In the field of medicine, it is very important to prognosticate diseases early to cure them from their initial stages. Monkeypox is a viral zoonosis with symptoms similar to the smallpox as it spreads widely with the person who is in close contact with the affected. So, it can be diagnosed using various new age computing techniques such as CNN, RESNET, VGG, EfficientNet. In this work, a prediction model is utilized for better classification of Monkeypox. However, the implementation of machine learning in detecting COVID-19 has encouraged scientists to explore its potential for identifying monkeypox. One challenge in using Deep learning (DL) and machine learning (ML) for this purpose is the lack of sufficient data, including images of monkeypox-infected skin. In response, Monkeypox Skin Image Dataset is collected from Kaggle, the largest of its kind till date which includes images of healthy skin as well as monkeypox and some other infected skin diseases. The dataset undergoes through different data augmentation phases which is fed to different DL and ML algorithms for producing better results. Out of all the approaches, VGG19 and Resnet has got the best result with 92% recognition accuracy.

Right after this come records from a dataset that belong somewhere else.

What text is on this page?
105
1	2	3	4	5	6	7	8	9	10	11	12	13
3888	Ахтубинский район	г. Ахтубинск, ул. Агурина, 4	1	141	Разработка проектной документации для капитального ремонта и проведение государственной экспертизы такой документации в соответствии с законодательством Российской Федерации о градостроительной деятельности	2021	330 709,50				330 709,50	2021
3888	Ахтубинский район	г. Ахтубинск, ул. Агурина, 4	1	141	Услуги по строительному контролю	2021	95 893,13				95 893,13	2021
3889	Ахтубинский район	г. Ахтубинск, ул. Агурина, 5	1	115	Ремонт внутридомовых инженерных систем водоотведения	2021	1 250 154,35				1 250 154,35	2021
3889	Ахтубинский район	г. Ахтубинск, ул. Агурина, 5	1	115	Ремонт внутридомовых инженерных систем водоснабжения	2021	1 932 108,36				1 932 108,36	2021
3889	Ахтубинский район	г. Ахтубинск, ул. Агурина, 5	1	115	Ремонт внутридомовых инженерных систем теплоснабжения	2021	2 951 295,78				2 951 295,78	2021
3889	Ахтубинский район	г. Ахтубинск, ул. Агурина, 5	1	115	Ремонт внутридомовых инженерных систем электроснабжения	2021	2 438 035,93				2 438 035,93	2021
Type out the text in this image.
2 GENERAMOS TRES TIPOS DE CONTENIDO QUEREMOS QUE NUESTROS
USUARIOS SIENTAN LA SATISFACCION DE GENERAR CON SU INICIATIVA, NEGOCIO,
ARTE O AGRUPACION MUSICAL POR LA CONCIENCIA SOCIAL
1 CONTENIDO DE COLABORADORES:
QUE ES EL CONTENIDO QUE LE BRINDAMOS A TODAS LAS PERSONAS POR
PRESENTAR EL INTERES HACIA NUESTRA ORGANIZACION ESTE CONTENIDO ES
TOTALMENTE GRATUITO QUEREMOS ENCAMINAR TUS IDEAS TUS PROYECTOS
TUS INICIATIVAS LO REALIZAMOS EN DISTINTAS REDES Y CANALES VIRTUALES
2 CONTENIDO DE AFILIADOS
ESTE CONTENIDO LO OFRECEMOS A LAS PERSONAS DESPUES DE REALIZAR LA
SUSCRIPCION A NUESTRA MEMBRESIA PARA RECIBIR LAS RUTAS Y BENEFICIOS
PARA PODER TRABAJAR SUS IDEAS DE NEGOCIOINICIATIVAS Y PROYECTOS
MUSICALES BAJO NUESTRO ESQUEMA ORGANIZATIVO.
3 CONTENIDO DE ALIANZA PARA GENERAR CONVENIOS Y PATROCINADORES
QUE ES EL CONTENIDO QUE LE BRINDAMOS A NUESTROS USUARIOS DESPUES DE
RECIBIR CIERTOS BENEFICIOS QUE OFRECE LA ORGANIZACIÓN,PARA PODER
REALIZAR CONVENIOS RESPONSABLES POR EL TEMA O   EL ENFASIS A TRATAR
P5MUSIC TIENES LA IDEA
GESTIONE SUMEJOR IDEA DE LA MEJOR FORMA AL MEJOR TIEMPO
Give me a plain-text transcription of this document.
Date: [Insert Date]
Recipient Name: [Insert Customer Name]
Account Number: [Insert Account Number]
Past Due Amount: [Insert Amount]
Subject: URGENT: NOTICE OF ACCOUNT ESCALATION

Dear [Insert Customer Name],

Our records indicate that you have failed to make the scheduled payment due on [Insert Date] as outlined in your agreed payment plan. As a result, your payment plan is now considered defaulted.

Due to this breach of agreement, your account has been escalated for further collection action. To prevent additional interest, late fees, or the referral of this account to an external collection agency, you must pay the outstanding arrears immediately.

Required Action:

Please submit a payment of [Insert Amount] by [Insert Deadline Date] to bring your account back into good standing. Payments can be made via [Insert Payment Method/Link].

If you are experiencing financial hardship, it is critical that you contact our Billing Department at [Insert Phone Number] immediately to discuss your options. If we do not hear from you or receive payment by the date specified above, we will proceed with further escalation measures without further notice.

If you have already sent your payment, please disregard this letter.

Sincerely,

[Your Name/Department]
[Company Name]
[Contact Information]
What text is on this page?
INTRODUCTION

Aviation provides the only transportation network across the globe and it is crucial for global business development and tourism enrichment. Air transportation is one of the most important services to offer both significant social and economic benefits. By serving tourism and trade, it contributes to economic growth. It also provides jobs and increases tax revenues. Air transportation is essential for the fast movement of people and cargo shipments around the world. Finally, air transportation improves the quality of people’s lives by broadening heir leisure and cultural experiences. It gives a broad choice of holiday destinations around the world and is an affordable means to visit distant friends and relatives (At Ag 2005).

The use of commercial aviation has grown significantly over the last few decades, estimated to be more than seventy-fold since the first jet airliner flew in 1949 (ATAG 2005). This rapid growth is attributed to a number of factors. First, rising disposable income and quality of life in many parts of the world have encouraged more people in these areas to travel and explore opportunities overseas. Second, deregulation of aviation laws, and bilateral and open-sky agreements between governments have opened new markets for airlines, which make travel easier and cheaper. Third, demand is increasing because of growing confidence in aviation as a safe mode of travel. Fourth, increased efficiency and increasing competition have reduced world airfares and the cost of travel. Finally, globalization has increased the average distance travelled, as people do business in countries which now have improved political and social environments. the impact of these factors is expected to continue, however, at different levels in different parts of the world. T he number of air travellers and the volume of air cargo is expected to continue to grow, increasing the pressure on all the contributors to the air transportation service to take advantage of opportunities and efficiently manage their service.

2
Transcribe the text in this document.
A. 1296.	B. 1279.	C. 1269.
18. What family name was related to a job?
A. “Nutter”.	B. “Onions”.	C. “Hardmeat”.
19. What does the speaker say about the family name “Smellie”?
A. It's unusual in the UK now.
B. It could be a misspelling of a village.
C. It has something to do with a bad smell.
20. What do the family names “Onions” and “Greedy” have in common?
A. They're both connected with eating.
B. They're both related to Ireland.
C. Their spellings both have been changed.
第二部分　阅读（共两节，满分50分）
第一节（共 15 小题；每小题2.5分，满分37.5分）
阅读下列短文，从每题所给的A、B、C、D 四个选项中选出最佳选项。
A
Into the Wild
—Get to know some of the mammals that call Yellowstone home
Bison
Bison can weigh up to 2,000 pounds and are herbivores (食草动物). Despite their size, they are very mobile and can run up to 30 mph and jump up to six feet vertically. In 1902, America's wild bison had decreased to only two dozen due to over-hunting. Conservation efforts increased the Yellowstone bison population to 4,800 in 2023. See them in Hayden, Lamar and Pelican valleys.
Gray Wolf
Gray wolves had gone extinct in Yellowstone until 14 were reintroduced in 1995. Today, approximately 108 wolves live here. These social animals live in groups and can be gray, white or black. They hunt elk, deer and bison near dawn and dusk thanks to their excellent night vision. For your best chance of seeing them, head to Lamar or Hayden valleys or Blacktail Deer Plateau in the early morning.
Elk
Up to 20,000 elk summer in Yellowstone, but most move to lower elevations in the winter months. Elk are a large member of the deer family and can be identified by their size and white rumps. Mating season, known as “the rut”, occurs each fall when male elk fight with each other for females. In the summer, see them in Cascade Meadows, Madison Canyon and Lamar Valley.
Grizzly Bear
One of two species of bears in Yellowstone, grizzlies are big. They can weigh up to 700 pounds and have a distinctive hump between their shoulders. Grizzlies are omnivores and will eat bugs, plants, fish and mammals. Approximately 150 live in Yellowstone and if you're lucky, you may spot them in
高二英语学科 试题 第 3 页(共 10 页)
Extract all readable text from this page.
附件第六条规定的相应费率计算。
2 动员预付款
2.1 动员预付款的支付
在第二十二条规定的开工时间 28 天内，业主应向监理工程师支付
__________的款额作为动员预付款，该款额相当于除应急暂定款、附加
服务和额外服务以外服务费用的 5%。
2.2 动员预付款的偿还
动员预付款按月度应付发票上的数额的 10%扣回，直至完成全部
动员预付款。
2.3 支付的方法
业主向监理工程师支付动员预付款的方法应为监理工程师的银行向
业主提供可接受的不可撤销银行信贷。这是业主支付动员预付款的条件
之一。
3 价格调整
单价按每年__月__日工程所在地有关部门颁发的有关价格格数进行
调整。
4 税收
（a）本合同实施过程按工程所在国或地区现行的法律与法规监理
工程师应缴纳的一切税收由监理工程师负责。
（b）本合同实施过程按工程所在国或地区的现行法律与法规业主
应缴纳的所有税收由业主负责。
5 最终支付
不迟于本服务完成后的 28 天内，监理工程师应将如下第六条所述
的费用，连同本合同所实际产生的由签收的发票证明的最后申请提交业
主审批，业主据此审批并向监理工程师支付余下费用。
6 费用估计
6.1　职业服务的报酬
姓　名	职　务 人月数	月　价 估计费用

基于贴片的深度学习模型和迁移学习技术的猴痘皮肤病早期检测
在医学领域,疾病的早期预测和早期治疗是非常重要的。猴痘是一种病毒性人畜共患病,其症状与天花相似,因为它在与受感染者密切接触的人中广泛传播。因此,可以使用各种新时代的计算技术,如CNN, RESNET, VGG, EfficientNet来诊断。本研究利用预测模型对猴痘进行分类。然而,机器学习在检测COVID-19中的应用鼓励科学家探索其识别猴痘的潜力。使用深度学习(DL)和机器学习(ML)来实现这一目的的一个挑战是缺乏足够的数据,包括猴痘感染皮肤的图像。为此,从Kaggle收集猴痘皮肤图像数据集,这是迄今为止同类数据集中最大的,其中包括健康皮肤以及猴痘和其他一些感染皮肤疾病的图像。数据集经历了不同的数据增强阶段,这些阶段被馈送到不同的DL和ML算法以产生更好的结果。在所有方法中,VGG19和Resnet的识别准确率最高,达到92%。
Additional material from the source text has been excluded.